Whatever the ultimate success or failure of the venture, Dvorák’s contribution
was seen as that of providing a blue-print for American national music,
following the example of Czech national music, which owed so much to him. The
musical results of Dvorák’s time in America must lie chiefly in his own music,
notably in his Symphony ‘From the New World’, his American Quartet and American
Quintet and his Violin Sonatina, works that rely strongly on the European
tradition that he had inherited, while making use of melodies and rhythms that
might be associated in one way or another with America. By 1895 Dvorák was home
for good, resuming work at the Prague Conservatory, of which he became director
in 1901. His final works included a series of symphonic poems and two more
operas, to add to the nine he had already composed. He died in Prague in 1904.
Keith Anderson
Dvorák’s Piano Music
Dvorák is better known for his orchestral works and his
chamber music than for anything he wrote for the piano, although one of the
Humoresques retains a place in popular repertoire.

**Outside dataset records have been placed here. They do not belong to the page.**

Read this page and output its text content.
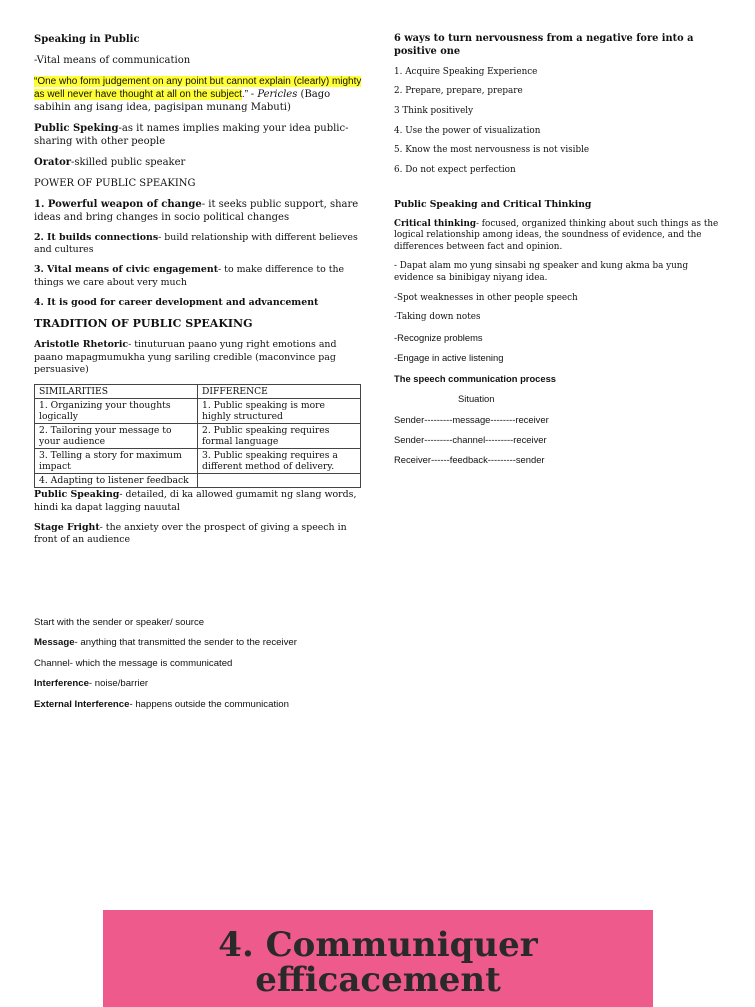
Speaking in Public

-Vital means of communication

“One who form judgement on any point but cannot explain (clearly) mighty as well never have thought at all on the subject.” - Pericles (Bago sabihin ang isang idea, pagisipan munang Mabuti)

Public Speking-as it names implies making your idea public- sharing with other people

Orator-skilled public speaker

POWER OF PUBLIC SPEAKING

1. Powerful weapon of change- it seeks public support, share ideas and bring changes in socio political changes

2. It builds connections- build relationship with different believes and cultures

3. Vital means of civic engagement- to make difference to the things we care about very much

4. It is good for career development and advancement

TRADITION OF PUBLIC SPEAKING

Aristotle Rhetoric- tinuturuan paano yung right emotions and paano mapagmumukha yung sariling credible (maconvince pag persuasive)

SIMILARITIES	DIFFERENCE
1. Organizing your thoughts logically	1. Public speaking is more highly structured
2. Tailoring your message to your audience	2. Public speaking requires formal language
3. Telling a story for maximum impact	3. Public speaking requires a different method of delivery.
4. Adapting to listener feedback	

Public Speaking- detailed, di ka allowed gumamit ng slang words, hindi ka dapat lagging nauutal

Stage Fright- the anxiety over the prospect of giving a speech in front of an audience

Start with the sender or speaker/ source

Message- anything that transmitted the sender to the receiver

Channel- which the message is communicated

Interference- noise/barrier

External Interference- happens outside the communication

6 ways to turn nervousness from a negative fore into a positive one

1. Acquire Speaking Experience

2. Prepare, prepare, prepare

3 Think positively

4. Use the power of visualization

5. Know the most nervousness is not visible

6. Do not expect perfection

Public Speaking and Critical Thinking

Critical thinking- focused, organized thinking about such things as the logical relationship among ideas, the soundness of evidence, and the differences between fact and opinion.

- Dapat alam mo yung sinsabi ng speaker and kung akma ba yung evidence sa binibigay niyang idea.

-Spot weaknesses in other people speech

-Taking down notes

-Recognize problems

-Engage in active listening

The speech communication process

Situation

Sender---------message--------receiver

Sender---------channel---------receiver

Receiver------feedback---------sender

4. Communiquer efficacement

The Two Minuets, Op. 28, B. 58, were written in 1876-77,
presumably originally as orchestral pieces, perhaps commissioned by a Prague
organization for a ball. They are graceful Ländler, composed in a chain-like
structure, each consisting of five sections and a coda.
The Dumka, Op. 35, B. 64, appeared together with the Theme
with Variations, Op. 36 and the Piano Concerto, Op. 33, in 1876. It is Dvorák’s
first piece under the title Dumka, to be followed by more famous pieces,
including the so-called ‘Dumky’ Trio, Op. 90, and the Dumka from the String
Quartet in E flat major, Op. 51. It is an elegiac, deeply-felt work, with a
very taut arrangement of voices that at times almost give the impression of a
quartet. It can be understood as an elegiac antithesis to the more cheerful and
lyrical variations.
The Theme with Variations is among Dvorák’s longest works
for the piano. The theme is laid out generously and lyrically over 45 bars.

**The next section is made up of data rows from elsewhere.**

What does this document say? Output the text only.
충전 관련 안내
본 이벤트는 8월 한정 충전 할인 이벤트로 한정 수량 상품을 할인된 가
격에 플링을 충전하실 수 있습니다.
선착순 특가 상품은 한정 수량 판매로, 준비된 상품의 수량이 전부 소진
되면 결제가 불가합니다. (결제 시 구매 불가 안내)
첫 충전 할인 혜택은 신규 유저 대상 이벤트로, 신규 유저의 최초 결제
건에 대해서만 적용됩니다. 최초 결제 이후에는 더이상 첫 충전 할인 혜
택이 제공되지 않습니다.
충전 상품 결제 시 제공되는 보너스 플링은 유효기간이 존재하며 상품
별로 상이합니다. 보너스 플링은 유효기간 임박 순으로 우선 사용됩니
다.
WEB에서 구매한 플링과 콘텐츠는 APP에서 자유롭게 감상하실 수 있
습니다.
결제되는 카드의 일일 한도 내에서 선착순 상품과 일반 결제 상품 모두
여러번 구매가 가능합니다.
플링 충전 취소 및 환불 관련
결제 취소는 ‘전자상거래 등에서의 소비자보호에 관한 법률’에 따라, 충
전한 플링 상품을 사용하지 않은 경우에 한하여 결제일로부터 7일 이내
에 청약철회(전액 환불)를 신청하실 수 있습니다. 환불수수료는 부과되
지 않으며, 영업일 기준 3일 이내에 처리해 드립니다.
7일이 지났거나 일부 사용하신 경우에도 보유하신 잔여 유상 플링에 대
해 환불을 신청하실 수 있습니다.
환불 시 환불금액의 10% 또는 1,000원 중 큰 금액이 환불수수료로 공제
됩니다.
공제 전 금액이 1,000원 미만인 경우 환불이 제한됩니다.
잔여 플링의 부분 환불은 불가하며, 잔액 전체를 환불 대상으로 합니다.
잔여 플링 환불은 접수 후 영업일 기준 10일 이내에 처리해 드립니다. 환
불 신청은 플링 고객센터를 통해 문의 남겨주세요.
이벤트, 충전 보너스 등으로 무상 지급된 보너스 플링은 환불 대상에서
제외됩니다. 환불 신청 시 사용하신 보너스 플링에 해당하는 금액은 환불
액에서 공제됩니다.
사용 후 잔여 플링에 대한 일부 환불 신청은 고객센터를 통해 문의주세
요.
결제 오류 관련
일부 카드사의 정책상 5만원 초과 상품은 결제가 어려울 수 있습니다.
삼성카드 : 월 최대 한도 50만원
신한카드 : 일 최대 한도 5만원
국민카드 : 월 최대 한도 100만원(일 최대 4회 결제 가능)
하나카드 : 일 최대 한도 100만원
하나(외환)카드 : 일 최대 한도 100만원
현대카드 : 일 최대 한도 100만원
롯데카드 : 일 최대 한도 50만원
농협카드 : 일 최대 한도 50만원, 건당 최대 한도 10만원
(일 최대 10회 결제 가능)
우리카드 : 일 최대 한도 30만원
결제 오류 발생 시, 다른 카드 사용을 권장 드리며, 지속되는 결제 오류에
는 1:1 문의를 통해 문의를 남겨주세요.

Here the composer had much space to experiment, exemplified in the first two variations,
structured in triplets and in demisemiquavers. The third variation is
ballad-like and resembles the Dumka in its mood. The fourth and fifth are
highly demanding variations which require much practice from the pianist. Dvorák
himself suggested that the fifth variation would be better left out because of
its great difficulty. In contrast to this octave variation stands the lovely,
chorale-like sixth variation, one of Dvorák’s musically deepest ideas. After an
exuberant seventh and the loud, vigorous chords of the last variation, the work
closes as it began in a song-like, lyrical atmosphere.

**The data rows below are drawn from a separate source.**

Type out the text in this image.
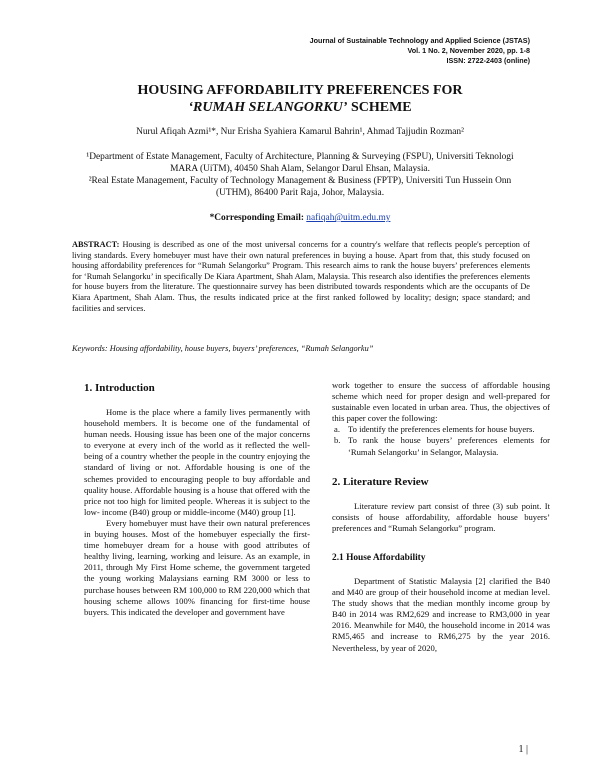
Journal of Sustainable Technology and Applied Science (JSTAS)
Vol. 1 No. 2, November 2020, pp. 1-8
ISSN: 2722-2403 (online)
HOUSING AFFORDABILITY PREFERENCES FOR
‘RUMAH SELANGORKU’ SCHEME
Nurul Afiqah Azmi¹*, Nur Erisha Syahiera Kamarul Bahrin¹, Ahmad Tajjudin Rozman²
¹Department of Estate Management, Faculty of Architecture, Planning & Surveying (FSPU), Universiti Teknologi MARA (UiTM), 40450 Shah Alam, Selangor Darul Ehsan, Malaysia.
²Real Estate Management, Faculty of Technology Management & Business (FPTP), Universiti Tun Hussein Onn (UTHM), 86400 Parit Raja, Johor, Malaysia.
*Corresponding Email: nafiqah@uitm.edu.my
ABSTRACT: Housing is described as one of the most universal concerns for a country's welfare that reflects people's perception of living standards. Every homebuyer must have their own natural preferences in buying a house. Apart from that, this study focused on housing affordability preferences for “Rumah Selangorku” Program. This research aims to rank the house buyers’ preferences elements for ‘Rumah Selangorku’ in specifically De Kiara Apartment, Shah Alam, Malaysia. This research also identifies the preferences elements for house buyers from the literature. The questionnaire survey has been distributed towards respondents which are the occupants of De Kiara Apartment, Shah Alam. Thus, the results indicated price at the first ranked followed by locality; design; space standard; and facilities and services.
Keywords: Housing affordability, house buyers, buyers’ preferences, “Rumah Selangorku”
1. Introduction

Home is the place where a family lives permanently with household members. It is become one of the fundamental of human needs. Housing issue has been one of the major concerns to everyone at every inch of the world as it reflected the well-being of a country whether the people in the country enjoying the standard of living or not. Affordable housing is one of the schemes provided to encouraging people to buy affordable and quality house. Affordable housing is a house that offered with the price not too high for limited people. Whereas it is subject to the low- income (B40) group or middle-income (M40) group [1].

Every homebuyer must have their own natural preferences in buying houses. Most of the homebuyer especially the first-time homebuyer dream for a house with good attributes of healthy living, learning, working and leisure. As an example, in 2011, through My First Home scheme, the government targeted the young working Malaysians earning RM 3000 or less to purchase houses between RM 100,000 to RM 220,000 which that housing scheme allows 100% financing for first-time house buyers. This indicated the developer and government have

work together to ensure the success of affordable housing scheme which need for proper design and well-prepared for sustainable even located in urban area. Thus, the objectives of this paper cover the following:

a. To identify the preferences elements for house buyers.
b. To rank the house buyers’ preferences elements for ‘Rumah Selangorku’ in Selangor, Malaysia.
2. Literature Review

Literature review part consist of three (3) sub point. It consists of house affordability, affordable house buyers’ preferences and “Rumah Selangorku” program.

2.1 House Affordability

Department of Statistic Malaysia [2] clarified the B40 and M40 are group of their household income at median level. The study shows that the median monthly income group by B40 in 2014 was RM2,629 and increase to RM3,000 in year 2016. Meanwhile for M40, the household income in 2014 was RM5,465 and increase to RM6,275 by the year 2016. Nevertheless, by year of 2020,

1 |
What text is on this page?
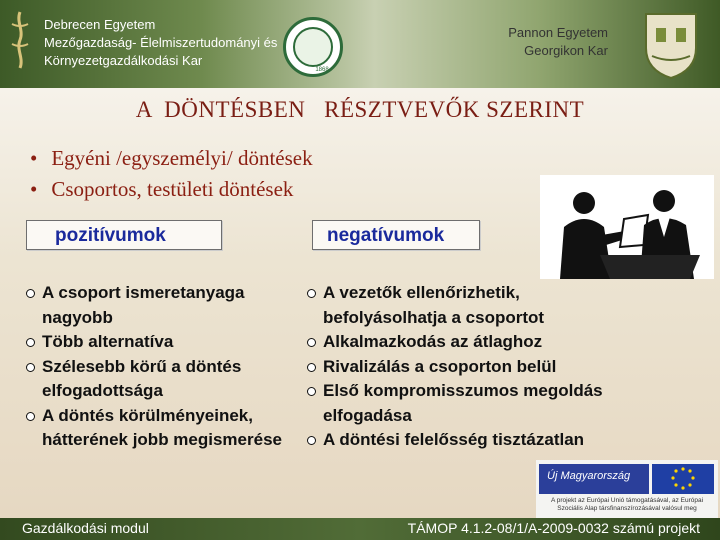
Debrecen Egyetem
Mezőgazdaság- Élelmiszertudományi és
Környezetgazdálkodási Kar
1868
Pannon Egyetem
Georgikon Kar
A  DÖNTÉSBEN   RÉSZTVEVŐK SZERINT
• Egyéni /egyszemélyi/ döntések
• Csoportos, testületi döntések
pozitívumok	negatívumok
A csoport ismeretanyaga nagyobb
Több alternatíva
Szélesebb körű a döntés elfogadottsága
A döntés körülményeinek, hátterének jobb megismerése
A vezetők ellenőrizhetik, befolyásolhatja a csoportot
Alkalmazkodás az átlaghoz
Rivalizálás a csoporton belül
Első kompromisszumos megoldás elfogadása
A döntési felelősség tisztázatlan
Új Magyarország
A projekt az Európai Unió támogatásával, az Európai Szociális Alap társfinanszírozásával valósul meg
Gazdálkodási modul	TÁMOP 4.1.2-08/1/A-2009-0032 számú projekt
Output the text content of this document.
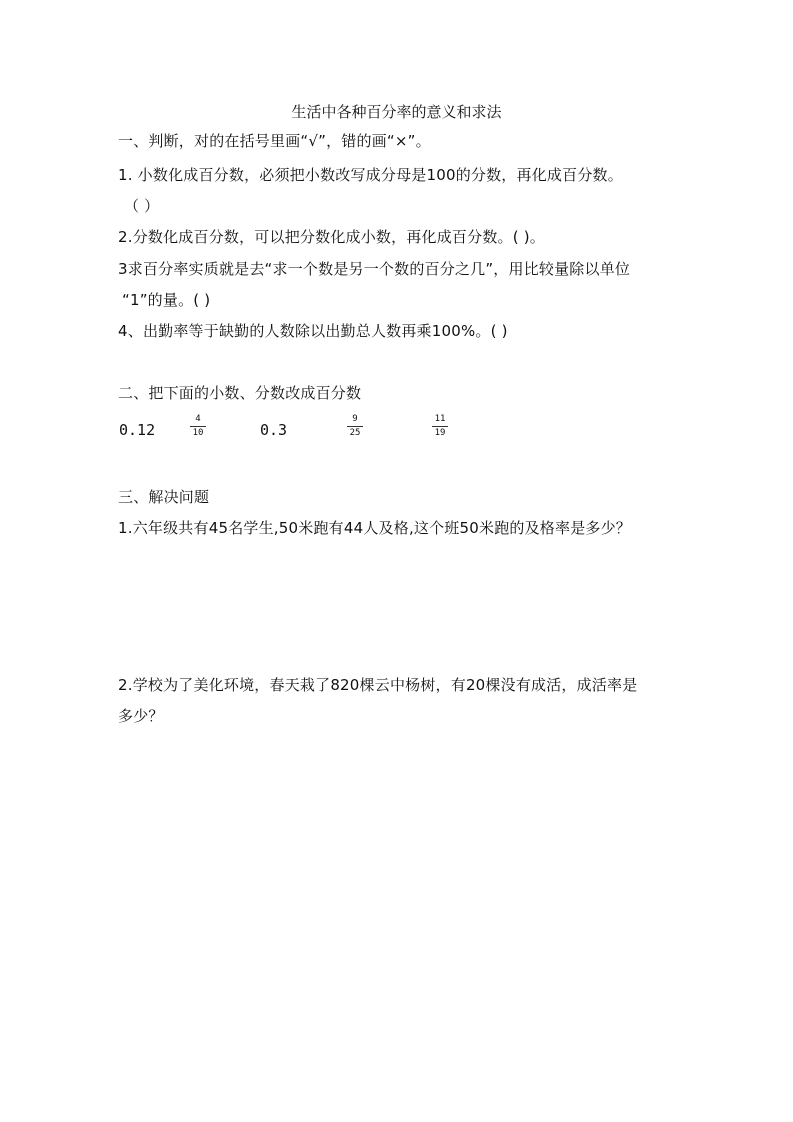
生活中各种百分率的意义和求法
一、判断，对的在括号里画“√”，错的画“×”。
1. 小数化成百分数，必须把小数改写成分母是100的分数，再化成百分数。
（ ）
2.分数化成百分数，可以把分数化成小数，再化成百分数。( )。
3求百分率实质就是去“求一个数是另一个数的百分之几”，用比较量除以单位
“1”的量。( )
4、出勤率等于缺勤的人数除以出勤总人数再乘100%。( )
二、把下面的小数、分数改成百分数
0.12
4
10	0.3
9
25
11
19
三、解决问题
1.六年级共有45名学生,50米跑有44人及格,这个班50米跑的及格率是多少？
2.学校为了美化环境，春天栽了820棵云中杨树，有20棵没有成活，成活率是
多少？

The Three Album Leaves are all short occasional compositions
in highly varying moods. They were written during the years 1880-1888. Otázka
(Question), B. 128a and the Album Leaf in E flat major were written in
guest-books for friends by Dvorák.
Dvorák wrote his Eight Waltzes, Op. 54, B. 101, in 1880.
Unlike the waltzes of Brahms and Chopin, which he did not want to imitate, Dvorák’s
waltzes, originally commissioned for an anniversary ball, impress by their mood
changes from melancholy to extreme joy in proportionally short sequences. These
mood changes create the special magic of the waltzes. Dvorák’s high opinion of
this work can be seen in the fact that he arranged the first and fourth Waltzes
for string quartet after their completion.